На следующий день я снова на работе. Спокойно стою у окна и поливаю свой любимый трёхцветный фикус Белиз: зелёный в центре, белый и розовый по краю. Я его обожаю, он неприхотлив, хотя требователен к свету. И так шикарно вырос за последний год, что я готова ухаживать за ним круглосуточно. Мне его подарил Родион. И почти каждый день я протираю ему листики тряпочкой.
— Виолетта Валерьевна, вас просил прийти к нему в кабинет Марат Русланович.

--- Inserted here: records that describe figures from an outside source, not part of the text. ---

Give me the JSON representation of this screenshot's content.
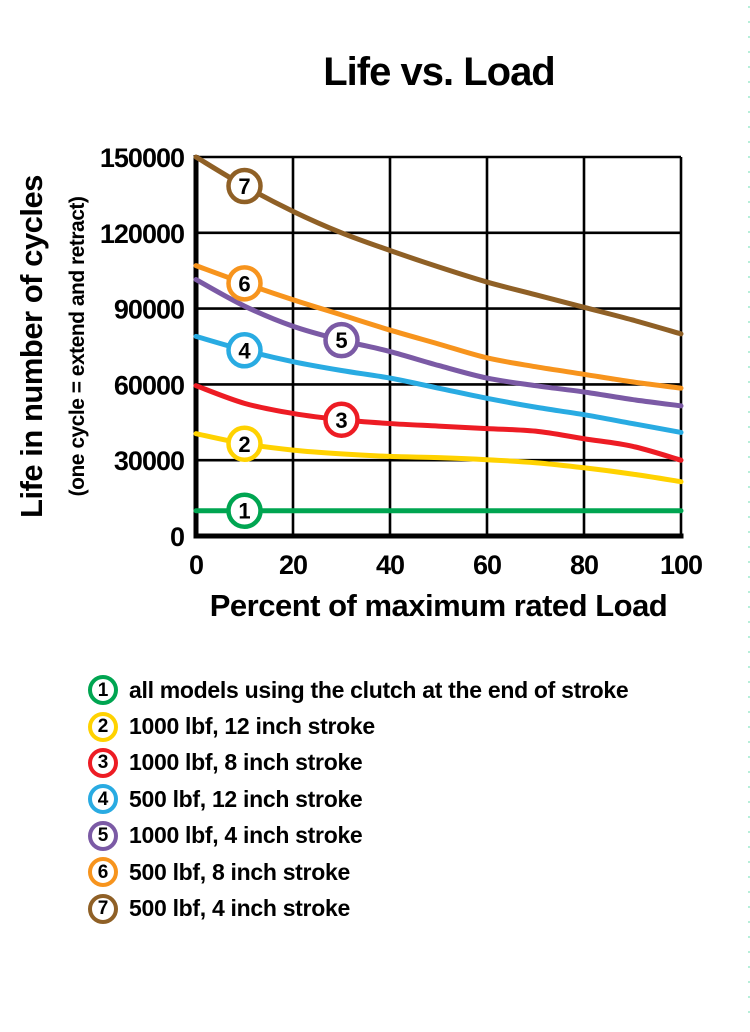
{
  "chart_data": {
    "type": "line",
    "title": "Life vs. Load",
    "xlabel": "Percent of maximum rated Load",
    "ylabel": "Life in number of cycles",
    "ylabel_sub": "(one cycle = extend and retract)",
    "xlim": [
      0,
      100
    ],
    "ylim": [
      0,
      150000
    ],
    "xticks": [
      0,
      20,
      40,
      60,
      80,
      100
    ],
    "yticks": [
      0,
      30000,
      60000,
      90000,
      120000,
      150000
    ],
    "grid": true,
    "legend_position": "below",
    "x": [
      0,
      10,
      20,
      30,
      40,
      50,
      60,
      70,
      80,
      90,
      100
    ],
    "series": [
      {
        "number": "1",
        "name": "all models using the clutch at the end of stroke",
        "color": "#00A551",
        "values": [
          10000,
          10000,
          10000,
          10000,
          10000,
          10000,
          10000,
          10000,
          10000,
          10000,
          10000
        ],
        "badge_at": {
          "x": 10,
          "y": 10000
        }
      },
      {
        "number": "2",
        "name": "1000 lbf, 12 inch stroke",
        "color": "#FFD200",
        "values": [
          40500,
          36500,
          34000,
          32500,
          31500,
          31000,
          30200,
          29000,
          27000,
          24500,
          21500
        ],
        "badge_at": {
          "x": 10,
          "y": 36500
        }
      },
      {
        "number": "3",
        "name": "1000 lbf, 8 inch stroke",
        "color": "#ED1C24",
        "values": [
          59500,
          52500,
          48500,
          46000,
          44500,
          43500,
          42500,
          41500,
          38500,
          35500,
          30000
        ],
        "badge_at": {
          "x": 30,
          "y": 46000
        }
      },
      {
        "number": "4",
        "name": "500 lbf, 12 inch stroke",
        "color": "#29ABE2",
        "values": [
          79000,
          73500,
          69000,
          65500,
          62500,
          58500,
          54500,
          51000,
          48000,
          44500,
          41000
        ],
        "badge_at": {
          "x": 10,
          "y": 73500
        }
      },
      {
        "number": "5",
        "name": "1000 lbf, 4 inch stroke",
        "color": "#7B5AA5",
        "values": [
          101500,
          91000,
          83000,
          77500,
          73000,
          67500,
          62500,
          59500,
          57000,
          54000,
          51500
        ],
        "badge_at": {
          "x": 30,
          "y": 77500
        }
      },
      {
        "number": "6",
        "name": "500 lbf, 8 inch stroke",
        "color": "#F7941D",
        "values": [
          107000,
          100000,
          93500,
          87500,
          81500,
          76000,
          70500,
          67000,
          64000,
          61000,
          58500
        ],
        "badge_at": {
          "x": 10,
          "y": 100000
        }
      },
      {
        "number": "7",
        "name": "500 lbf, 4 inch stroke",
        "color": "#8F6026",
        "values": [
          150000,
          138500,
          128500,
          120000,
          113000,
          106500,
          100500,
          95500,
          90500,
          85500,
          80000
        ],
        "badge_at": {
          "x": 10,
          "y": 138500
        }
      }
    ]
  }
}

Услышав имя директора, нехотя оборачиваюсь. В дверях стоит наш любимый завуч Ульяна Сергеевна, теперь уже Ткаченко, улыбка озаряет её лицо. Она светится, как красное солнышко.
Мне очень нравится видеть её такой радостной и счастливой. Как и все женщины в положении, Ульяна непроизвольно поглаживает свой обтянутый серым трикотажным платьем животик. Он ещё совсем-совсем маленький, но фигура потихоньку меняется.
— Ещё не знаете, кто там? — наверное, лезу не в свое дело, но она такая милая, что я не могу не спросить.
Счастливую в браке женщину видно издалека.